Soon I'll have to send something for mastering but

junplugged

Taking the slow road
I'm worried that I won't be able to hear the difference. I once listened to a Neve preamp at that convention at the Javits Center and I couldn't hear the difference. I don't know what to expect but I also know that I've never tried to master something diy, so I'm in an unknown area. I did put some stuff up on nowhereradio a few, or many, years ago and they sounded like they needed something but I also liked their bombastic nature. There are some very smooth sounds from some obviously mastered tracks that I love, but I'm listening to mp3's and using ear buds, maybe my ears are worn out after all these years and tinnitus and 5 feet from giant PA's in very crappy rooms, I won't say who I saw, I'll look too old. What if some master at mastering sends me a sample of a potential mastering on my own track and I can't even tell the difference? Do I just assume it's better and I should use the service and just trust it? Should I try those $10 auto-master online services and then see if maybe I can notice a difference there first? What if I like that better than a human with hands on the dial custom mastering? Isn't streaming now (2022) actually at higher quality than prior years/decades and therefore maybe mastering is actually more important than back with 128k mp3's? Budget questions exist as well. I guess I have to enter every single one of these sentences, no matter how poorly constructed on my favorite search engine. Just wondering.
 
I slept on this, and I decided that since I have no budget and my song and subsequent releases are indy, meaning no promotion budget either, that they aren't going anywhere anyway. And so, in the unlikely event that they get any popularity at all, and that would mean a little bit of budget would then, at that point be available, then I can re-release a new version called, "Songtitle (Remastered)." A.K.A, "kick the can down the road."
 
Don't worry about not being able to hear differences in preamps - these days any differences in sound are extremely small unless you are driving the preamp outside its design limits or unless the preamp is designed to alter the sound. Sound On Sound came to a similar conclusion in the review at


As for mastering, it depends on how confident you are that your mix matches other mixes in a similar style. Have you missed any issues with your mix?
 
I found some references to saturating the circuit. The preamp would be used to push against the compressor with the make up gain knob in the neg numbers. In this instance the compressor acts a magnifying glass. Adding slight coloration. Saturation. Different preamps can be unique sounding. The release knob on the compressor becomes a overdrive knob.
 
I was looking up mastering options and found that CDBaby requires mastering using their service prerequisite to uploading a track for them to distribute. So I guess I'll be starting there. $75 fee.
 
I was looking up mastering options and found that CDBaby requires mastering using their service prerequisite to uploading a track for them to distribute. So I guess I'll be starting there. $75 fee.

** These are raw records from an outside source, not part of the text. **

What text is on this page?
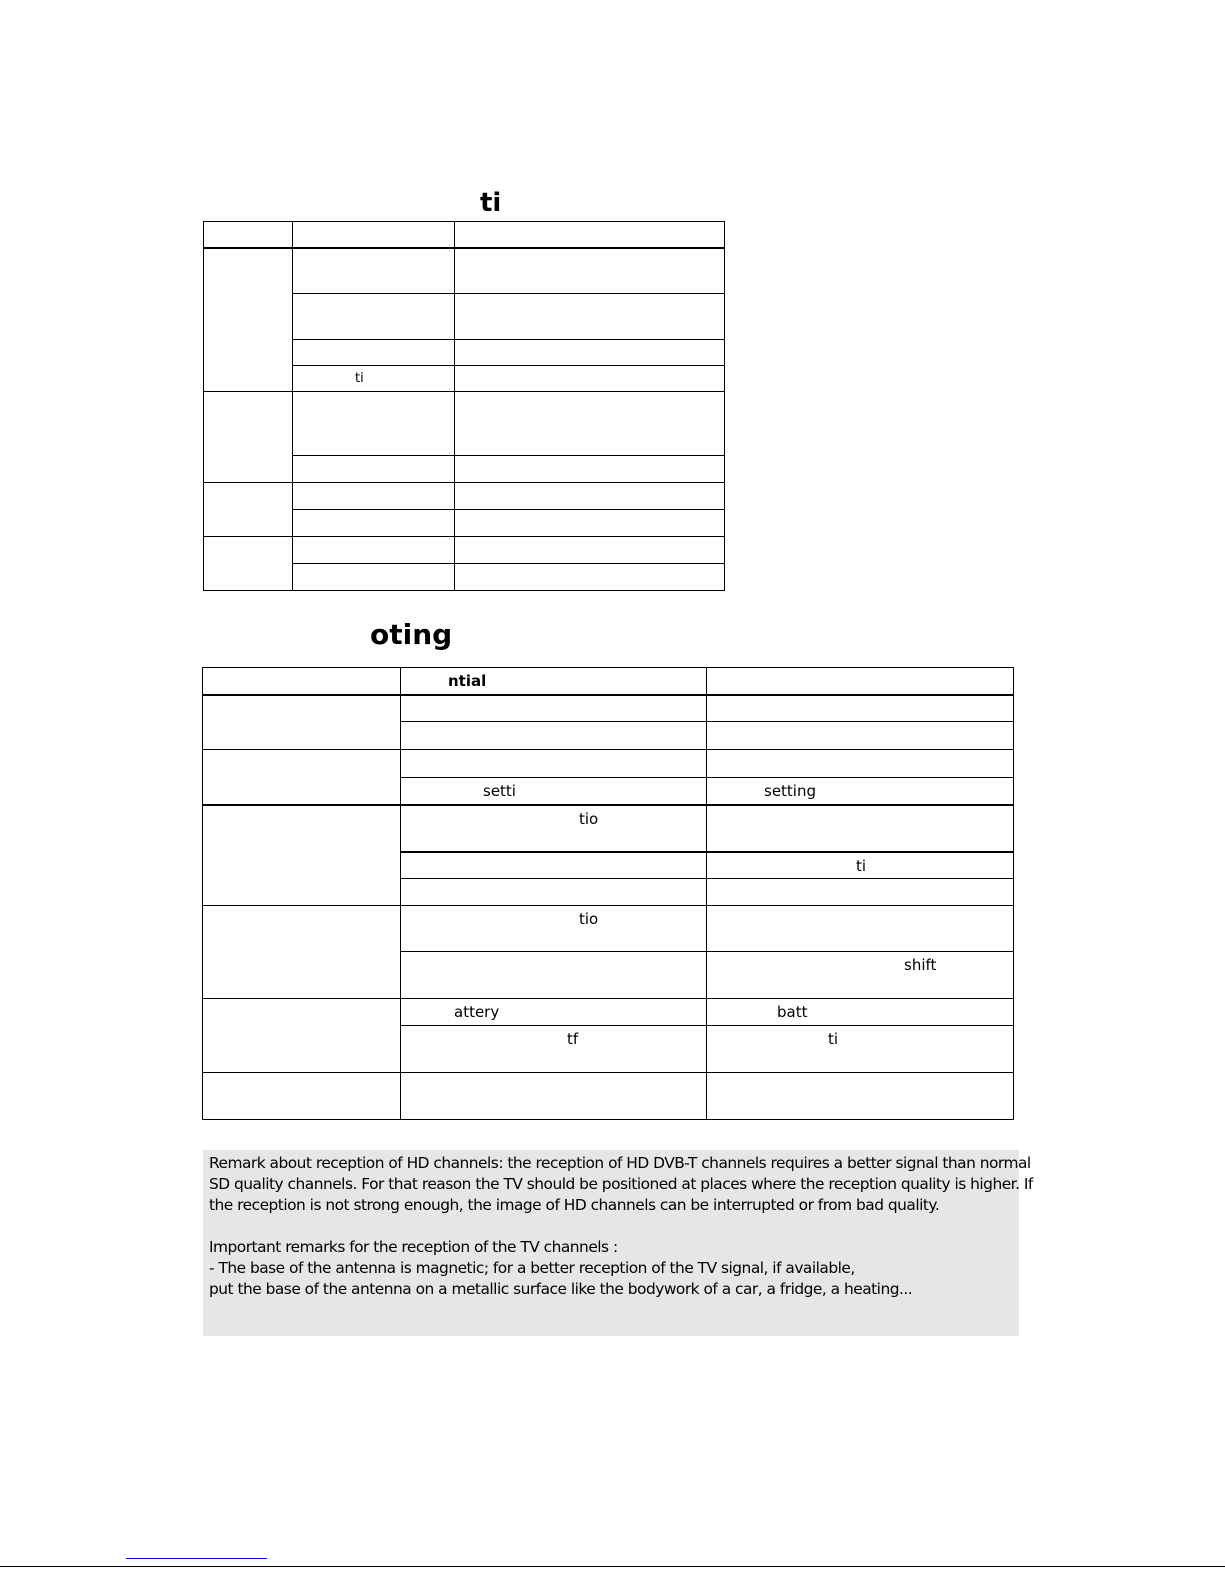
ti

	ti	

oting

	ntial	

	setti	setting

	tio	

		ti

	tio	

		shift

	attery	batt

	tf	ti

Remark about reception of HD channels: the reception of HD DVB-T channels requires a better signal than normal

SD quality channels. For that reason the TV should be positioned at places where the reception quality is higher. If

the reception is not strong enough, the image of HD channels can be interrupted or from bad quality.

Important remarks for the reception of the TV channels :

- The base of the antenna is magnetic; for a better reception of the TV signal, if available,

put the base of the antenna on a metallic surface like the bodywork of a car, a fridge, a heating...
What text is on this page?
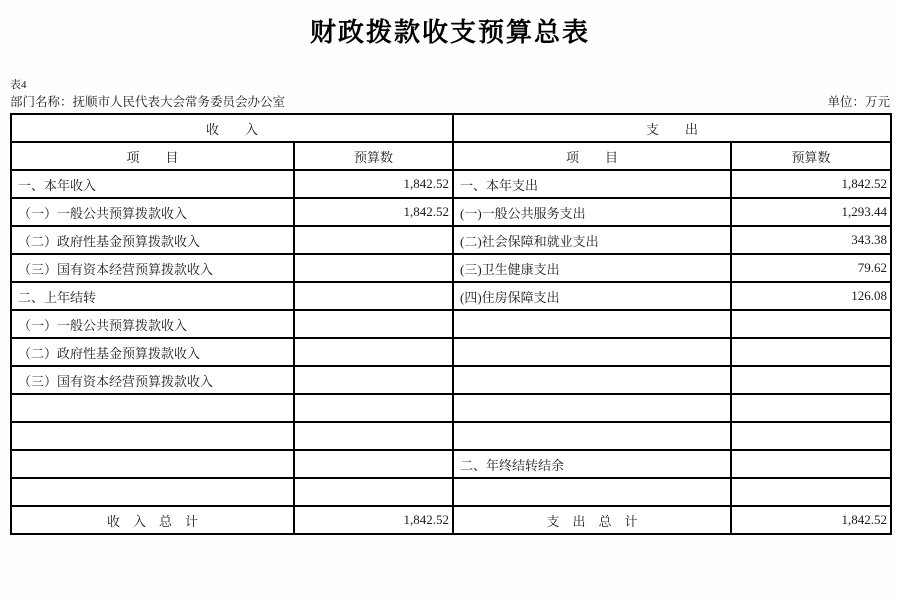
财政拨款收支预算总表
表4
部门名称：抚顺市人民代表大会常务委员会办公室	单位：万元
收　　入		支　　出	
项　　目	预算数	项　　目	预算数
一、本年收入	1,842.52	一、本年支出	1,842.52
（一）一般公共预算拨款收入	1,842.52	(一)一般公共服务支出	1,293.44
（二）政府性基金预算拨款收入		(二)社会保障和就业支出	343.38
（三）国有资本经营预算拨款收入		(三)卫生健康支出	79.62
二、上年结转		(四)住房保障支出	126.08
（一）一般公共预算拨款收入			
（二）政府性基金预算拨款收入			
（三）国有资本经营预算拨款收入			

		二、年终结转结余	

收　入　总　计	1,842.52	支　出　总　计	1,842.52
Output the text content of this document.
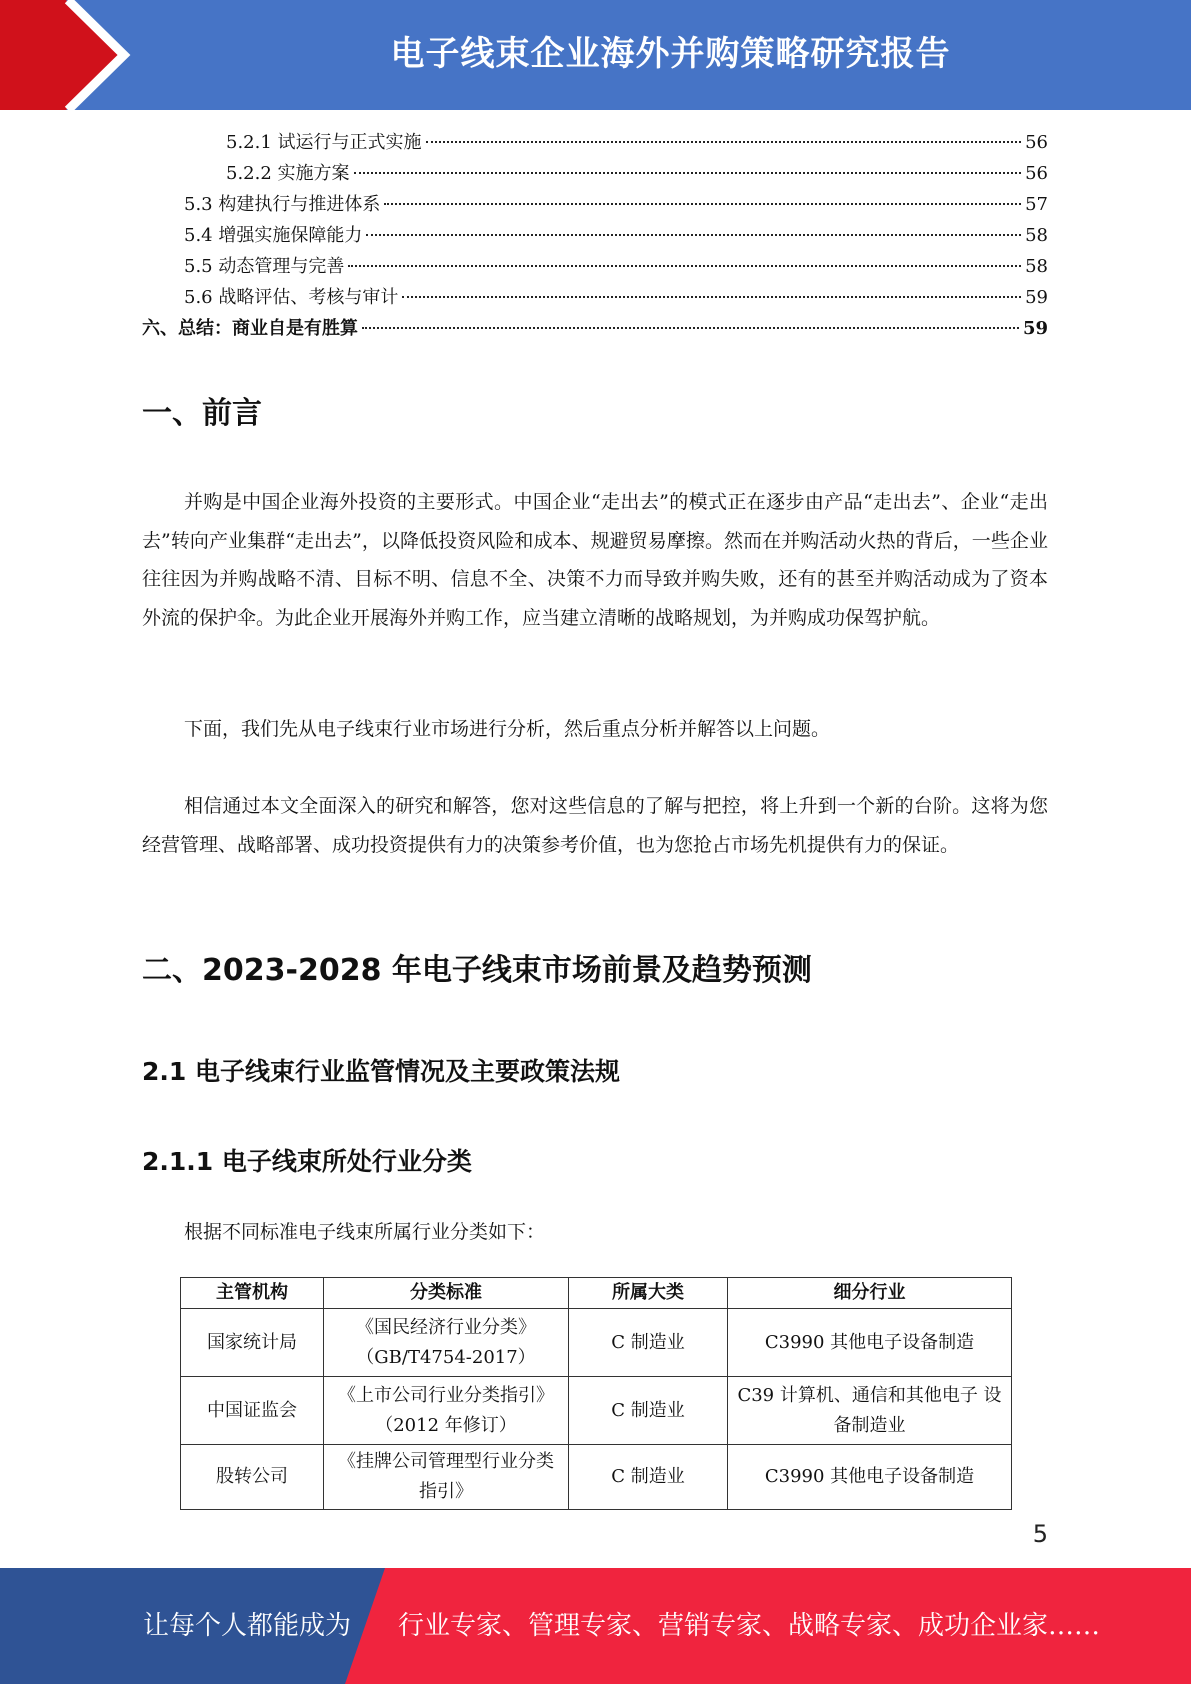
电子线束企业海外并购策略研究报告
5.2.1 试运行与正式实施	56
5.2.2 实施方案	56
5.3 构建执行与推进体系	57
5.4 增强实施保障能力	58
5.5 动态管理与完善	58
5.6 战略评估、考核与审计	59
六、总结：商业自是有胜算	59
一、前言

并购是中国企业海外投资的主要形式。中国企业“走出去”的模式正在逐步由产品“走出去”、企业“走出去”转向产业集群“走出去”，以降低投资风险和成本、规避贸易摩擦。然而在并购活动火热的背后，一些企业往往因为并购战略不清、目标不明、信息不全、决策不力而导致并购失败，还有的甚至并购活动成为了资本外流的保护伞。为此企业开展海外并购工作，应当建立清晰的战略规划，为并购成功保驾护航。

下面，我们先从电子线束行业市场进行分析，然后重点分析并解答以上问题。

相信通过本文全面深入的研究和解答，您对这些信息的了解与把控，将上升到一个新的台阶。这将为您经营管理、战略部署、成功投资提供有力的决策参考价值，也为您抢占市场先机提供有力的保证。

二、2023-2028 年电子线束市场前景及趋势预测
2.1 电子线束行业监管情况及主要政策法规
2.1.1 电子线束所处行业分类

根据不同标准电子线束所属行业分类如下：

主管机构	分类标准	所属大类	细分行业
国家统计局	《国民经济行业分类》（GB/T4754-2017）	C 制造业	C3990 其他电子设备制造
中国证监会	《上市公司行业分类指引》（2012 年修订）	C 制造业	C39 计算机、通信和其他电子 设备制造业
股转公司	《挂牌公司管理型行业分类指引》	C 制造业	C3990 其他电子设备制造
5
让每个人都能成为 行业专家、管理专家、营销专家、战略专家、成功企业家……
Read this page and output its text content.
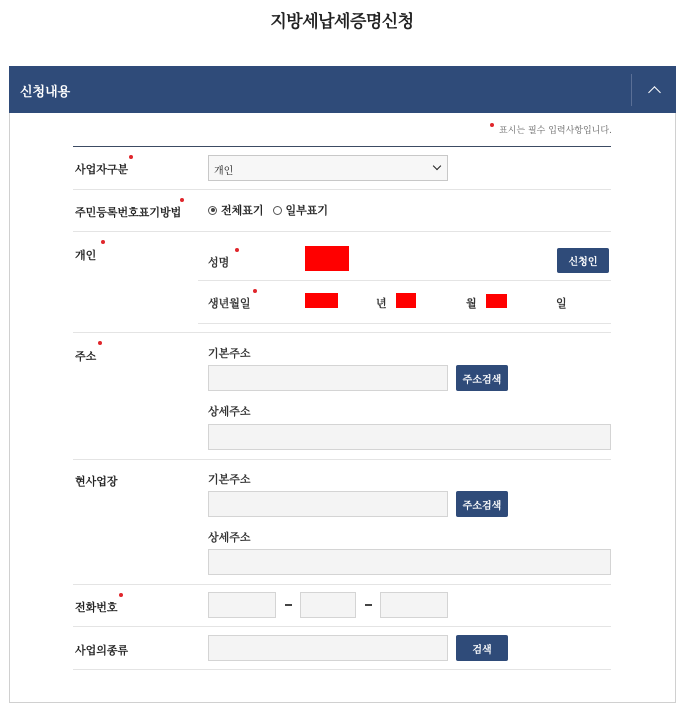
지방세납세증명신청
신청내용
표시는 필수 입력사항입니다.
사업자구분	개인
주민등록번호표기방법	전체표기 일부표기
개인
성명	신청인
생년월일	년	월	일
주소	기본주소
주소검색
상세주소
현사업장	기본주소
주소검색
상세주소
전화번호
사업의종류	검색
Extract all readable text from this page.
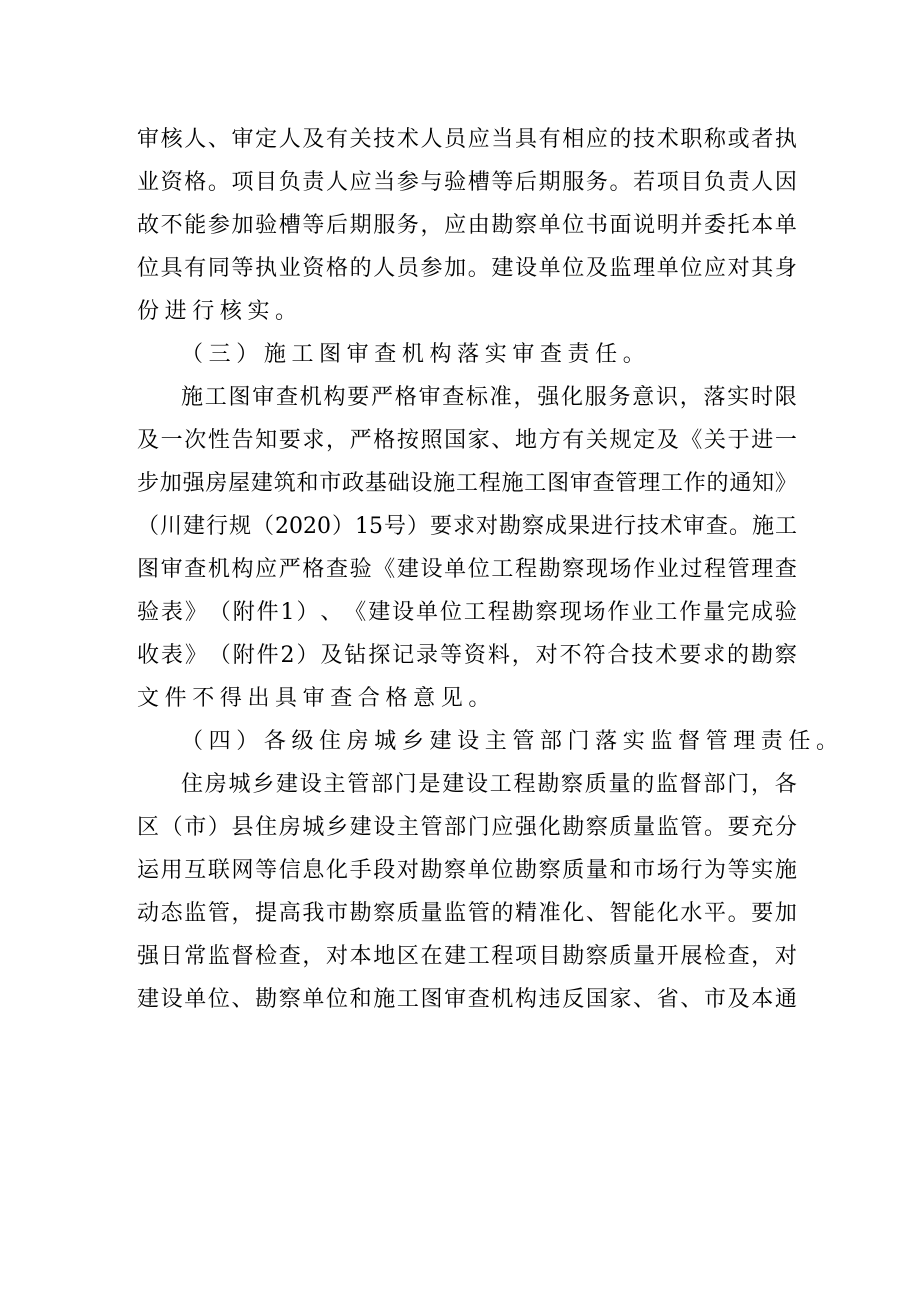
审 核 人 、 审 定 人 及 有 关 技 术 人 员 应 当 具 有 相 应 的 技 术 职 称 或 者 执
业 资 格 。 项 目 负 责 人 应 当 参 与 验 槽 等 后 期 服 务 。 若 项 目 负 责 人 因
故 不 能 参 加 验 槽 等 后 期 服 务 ， 应 由 勘 察 单 位 书 面 说 明 并 委 托 本 单
位 具 有 同 等 执 业 资 格 的 人 员 参 加 。 建 设 单 位 及 监 理 单 位 应 对 其 身
份 进 行 核 实 。
（ 三 ） 施 工 图 审 查 机 构 落 实 审 查 责 任 。
施 工 图 审 查 机 构 要 严 格 审 查 标 准 ， 强 化 服 务 意 识 ， 落 实 时 限
及 一 次 性 告 知 要 求 ， 严 格 按 照 国 家 、 地 方 有 关 规 定 及 《 关 于 进 一
步 加 强 房 屋 建 筑 和 市 政 基 础 设 施 工 程 施 工 图 审 查 管 理 工 作 的 通 知 》
（ 川 建 行 规 （ 2020 ） 15 号 ） 要 求 对 勘 察 成 果 进 行 技 术 审 查 。 施 工
图 审 查 机 构 应 严 格 查 验 《 建 设 单 位 工 程 勘 察 现 场 作 业 过 程 管 理 查
验 表 》 （ 附 件 1 ） 、 《 建 设 单 位 工 程 勘 察 现 场 作 业 工 作 量 完 成 验
收 表 》 （ 附 件 2 ） 及 钻 探 记 录 等 资 料 ， 对 不 符 合 技 术 要 求 的 勘 察
文 件 不 得 出 具 审 查 合 格 意 见 。
（ 四 ） 各 级 住 房 城 乡 建 设 主 管 部 门 落 实 监 督 管 理 责 任 。
住 房 城 乡 建 设 主 管 部 门 是 建 设 工 程 勘 察 质 量 的 监 督 部 门 ， 各
区 （ 市 ） 县 住 房 城 乡 建 设 主 管 部 门 应 强 化 勘 察 质 量 监 管 。 要 充 分
运 用 互 联 网 等 信 息 化 手 段 对 勘 察 单 位 勘 察 质 量 和 市 场 行 为 等 实 施
动 态 监 管 ， 提 高 我 市 勘 察 质 量 监 管 的 精 准 化 、 智 能 化 水 平 。 要 加
强 日 常 监 督 检 查 ， 对 本 地 区 在 建 工 程 项 目 勘 察 质 量 开 展 检 查 ， 对
建 设 单 位 、 勘 察 单 位 和 施 工 图 审 查 机 构 违 反 国 家 、 省 、 市 及 本 通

I'd be very surprised if that was the case - I've not heard that from anyone else who uses CD Baby though the last album I mastered for release through them was a few months ago.
 
Absolutely NOT the case. Mastering was a complete separate stage that few top of the line studios could even do, and it was a mixture of very specific electronics for the distribution media of the time - I mean, how many of us have ever even operated, let alone owned, a record mastering lathe - like this old video

Now - we 'master' for media that are just storage - they don't need specific physical processes to make them work, so our more modern mastering is to do with levels, loudness and similarity across products in the same genre. If you have recorded and mixed a drum and bass track, it needs to sound like typical drum and bass - but people into EDM have subtle differences in how the tracks should sound. Same with older genres - 70's pop, and classical, jazz and big band - these all need a different approach to what is 'right' - but almost certainly this kind of mastering is part of your mix, not a separate location, process and gizmos any longer.

I have a 5% rejection rate for my releases, and that was where a track was identified by iTunes as too quiet. Normally small differences their systems crunch automatically without your permission or knowledge - so getting your levels right is important, but the tracks I get queried are when I have deliberately recorded very low. My distributors (originally the Distrokid idiots), now Songtradr and Ditto in the main, but occasionally a couple of others, know when a release will fail certain outlet's requirements. Paying them for mastering could just be an extra income stream from creators a little green?

Would your $75 be mastering by a skilled person, with manual adjustments, or somebody in the office applying a stock plugin, without even having any monitor speakers, or an automated loudness conversion? I would not pay a stranger to manipulate my music without my approval!
 
Don't worry about not being able to hear differences in preamps - these days any differences in sound are extremely small unless you are driving the preamp outside its design limits or unless the preamp is designed to alter the sound. Sound On Sound came to a similar conclusion in the review at


As for mastering, it depends on how confident you are that your mix matches other mixes in a similar style. Have you missed any issues with your mix?